I hadn’t watched BEVERLY HILLS COP in some time and given that it is now 30 years old (time flies!), I was a tad worried that it might have not aged too well. I was pleasantly surprised that it held up pretty damn well. On top of that, it made me nostalgic for the time when action/comedies were pure hybrids and not just an excuse for cliché comedy with a generic and pointless action story glommed on so there can be a car chase every once in a while. 

Wisecracking Detroit detective, Axel Foley (Eddie Murphy) gets an unexpected visit from a childhood friend who has gotten himself in hot water with some Beverly Hills based drug and bearer bond smugglers. 

When his friend is killed, Axel takes an unsanctioned trip to L.A. to try and solve the murder. He very quickly pisses off, not only Victor Maitland (Steven Berkoff), the crime lord behind his friend’s death, but the entire Beverly Hills Police force who don’t appreciate Axel snooping around on a case out of his jurisdiction. 

Fresh off of the enormous success of 48 HOURS (1982) and TRADING PLACES (1983), Eddie Murphy’s star was on the rise.
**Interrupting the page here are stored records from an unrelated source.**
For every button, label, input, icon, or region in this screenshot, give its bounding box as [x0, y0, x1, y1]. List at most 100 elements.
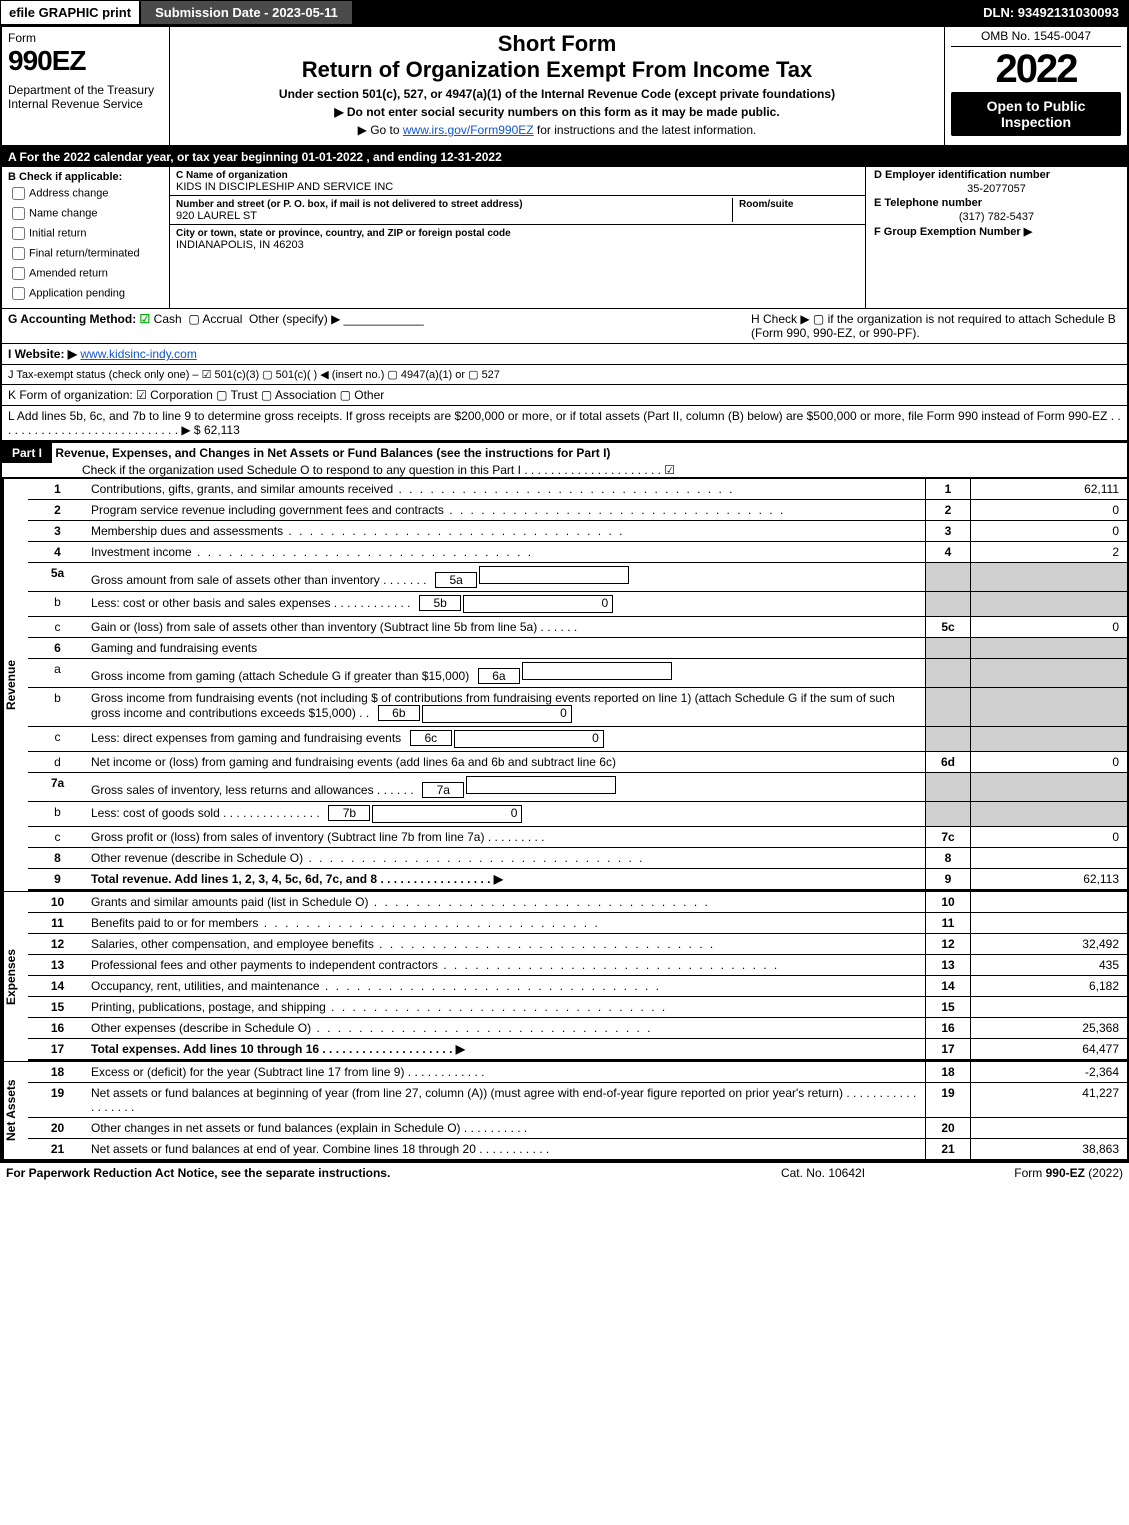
row-box: 11 [925, 913, 970, 933]
row-4: 4Investment income42 [28, 542, 1127, 563]
row-text: Gaming and fundraising events [87, 638, 925, 658]
b-head: B Check if applicable: [8, 171, 122, 183]
c-label: C Name of organization [176, 170, 288, 181]
tel-label: E Telephone number [874, 197, 1119, 209]
row-num: 13 [28, 955, 87, 975]
check-icon: ☑ [140, 312, 151, 326]
row-val [970, 773, 1127, 801]
dept-label: Department of the Treasury Internal Reve… [8, 83, 163, 111]
row-text: Contributions, gifts, grants, and simila… [87, 479, 925, 499]
revenue-section: Revenue 1Contributions, gifts, grants, a… [2, 478, 1127, 891]
line-j: J Tax-exempt status (check only one) – ☑… [2, 365, 1127, 385]
row-box: 18 [925, 1062, 970, 1082]
row-num: 2 [28, 500, 87, 520]
top-bar: efile GRAPHIC print Submission Date - 20… [0, 0, 1129, 25]
row-10: 10Grants and similar amounts paid (list … [28, 892, 1127, 913]
row-box: 16 [925, 1018, 970, 1038]
note-ssn: ▶ Do not enter social security numbers o… [178, 105, 936, 119]
row-val [970, 592, 1127, 616]
row-num: 1 [28, 479, 87, 499]
section-c: C Name of organization KIDS IN DISCIPLES… [170, 167, 866, 308]
row-box: 2 [925, 500, 970, 520]
mini-box: 6b [378, 705, 420, 721]
row-num: 7a [28, 773, 87, 801]
row-box: 10 [925, 892, 970, 912]
row-6: 6Gaming and fundraising events [28, 638, 1127, 659]
part1-title: Revenue, Expenses, and Changes in Net As… [55, 446, 610, 460]
row-text: Benefits paid to or for members [87, 913, 925, 933]
row-val [970, 563, 1127, 591]
city: INDIANAPOLIS, IN 46203 [176, 239, 304, 251]
part1-header: Part I Revenue, Expenses, and Changes in… [2, 441, 1127, 478]
row-box: 1 [925, 479, 970, 499]
row-text: Program service revenue including govern… [87, 500, 925, 520]
row-box: 19 [925, 1083, 970, 1117]
row-9: 9Total revenue. Add lines 1, 2, 3, 4, 5c… [28, 869, 1127, 891]
row-box [925, 659, 970, 687]
row-text: Salaries, other compensation, and employ… [87, 934, 925, 954]
chk-final-return[interactable]: Final return/terminated [8, 244, 163, 263]
row-text: Gross sales of inventory, less returns a… [87, 773, 925, 801]
row-6b: bGross income from fundraising events (n… [28, 688, 1127, 727]
l-amt: 62,113 [204, 423, 240, 437]
row-num: 3 [28, 521, 87, 541]
row-val: 0 [970, 500, 1127, 520]
row-box: 15 [925, 997, 970, 1017]
row-1: 1Contributions, gifts, grants, and simil… [28, 479, 1127, 500]
row-val [970, 802, 1127, 826]
row-num: 4 [28, 542, 87, 562]
header-mid: Short Form Return of Organization Exempt… [170, 27, 945, 145]
open-to-public: Open to Public Inspection [951, 92, 1121, 136]
row-box: 4 [925, 542, 970, 562]
mini-box: 7b [328, 805, 370, 821]
row-num: 12 [28, 934, 87, 954]
chk-address-change[interactable]: Address change [8, 184, 163, 203]
row-box: 12 [925, 934, 970, 954]
chk-initial-return[interactable]: Initial return [8, 224, 163, 243]
row-19: 19Net assets or fund balances at beginni… [28, 1083, 1127, 1118]
row-num: 10 [28, 892, 87, 912]
header-right: OMB No. 1545-0047 2022 Open to Public In… [945, 27, 1127, 145]
chk-amended-return[interactable]: Amended return [8, 264, 163, 283]
mini-box: 5a [435, 572, 477, 588]
room-label: Room/suite [739, 199, 793, 210]
omb-number: OMB No. 1545-0047 [951, 29, 1121, 47]
row-num: c [28, 827, 87, 847]
l-text: L Add lines 5b, 6c, and 7b to line 9 to … [8, 409, 1121, 437]
row-val: 62,113 [970, 869, 1127, 889]
irs-link[interactable]: www.irs.gov/Form990EZ [403, 123, 534, 137]
chk-name-change[interactable]: Name change [8, 204, 163, 223]
row-num: 5a [28, 563, 87, 591]
part1-tab: Part I [2, 443, 52, 463]
org-name-box: C Name of organization KIDS IN DISCIPLES… [170, 167, 865, 196]
row-5b: bLess: cost or other basis and sales exp… [28, 592, 1127, 617]
row-text: Other changes in net assets or fund bala… [87, 1118, 925, 1138]
row-text: Total expenses. Add lines 10 through 16 … [87, 1039, 925, 1059]
row-val: 64,477 [970, 1039, 1127, 1059]
note-link: ▶ Go to www.irs.gov/Form990EZ for instru… [178, 123, 936, 137]
row-val: 0 [970, 617, 1127, 637]
row-text: Occupancy, rent, utilities, and maintena… [87, 976, 925, 996]
website-link[interactable]: www.kidsinc-indy.com [80, 347, 196, 361]
part1-checkline: Check if the organization used Schedule … [2, 463, 675, 477]
row-text: Gross amount from sale of assets other t… [87, 563, 925, 591]
street: 920 LAUREL ST [176, 210, 257, 222]
row-text: Less: cost or other basis and sales expe… [87, 592, 925, 616]
line-h: H Check ▶ ▢ if the organization is not r… [751, 312, 1121, 340]
row-num: 14 [28, 976, 87, 996]
row-text: Grants and similar amounts paid (list in… [87, 892, 925, 912]
row-num: 17 [28, 1039, 87, 1059]
row-num: d [28, 752, 87, 772]
row-num: c [28, 617, 87, 637]
chk-application-pending[interactable]: Application pending [8, 284, 163, 303]
row-7b: bLess: cost of goods sold . . . . . . . … [28, 802, 1127, 827]
row-num: b [28, 688, 87, 726]
row-17: 17Total expenses. Add lines 10 through 1… [28, 1039, 1127, 1061]
efile-label[interactable]: efile GRAPHIC print [0, 0, 140, 25]
note2-pre: ▶ Go to [358, 123, 403, 137]
row-val: 2 [970, 542, 1127, 562]
row-text: Gross income from fundraising events (no… [87, 688, 925, 726]
bcd-row: B Check if applicable: Address change Na… [2, 167, 1127, 309]
row-text: Printing, publications, postage, and shi… [87, 997, 925, 1017]
row-box [925, 638, 970, 658]
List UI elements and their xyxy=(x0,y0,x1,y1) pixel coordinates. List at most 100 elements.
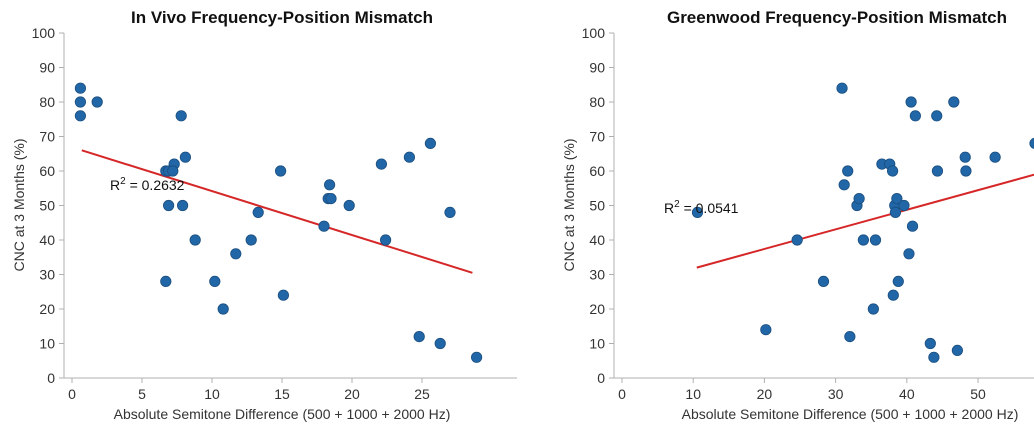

BEVERLY HILLS COP gave him his big chance to carry a film and he spun gold with it, making into an instant classic and one of the highest grossing comedies of all time. 

The jokes still work as well as the movie itself. Directed by the reliable Martin Brest and written by Daniel Petrie, the film has a great pace that takes its time to set up the characters and the story. The humor comes organically from the scenes that continually drive the plot forward. 

This is something missing from a number of contemporary action/comedies. Where random scenes are thrown in just to squeeze as much humorous material out of them even though they ultimately have no bearing on the plot. And what plot there is, is usually so perfunctory that it barely qualifies as little more than excuse to justify the film’s existence. 

I’ll get off my soapbox, but BEVERLY HILLS COP, though not perfect was at least a fully fleshed out film with some thought put into the actual story. It also created a playground for Eddie Murphy to shine as a performer. To me that’s the essence of this particular action sub-genre.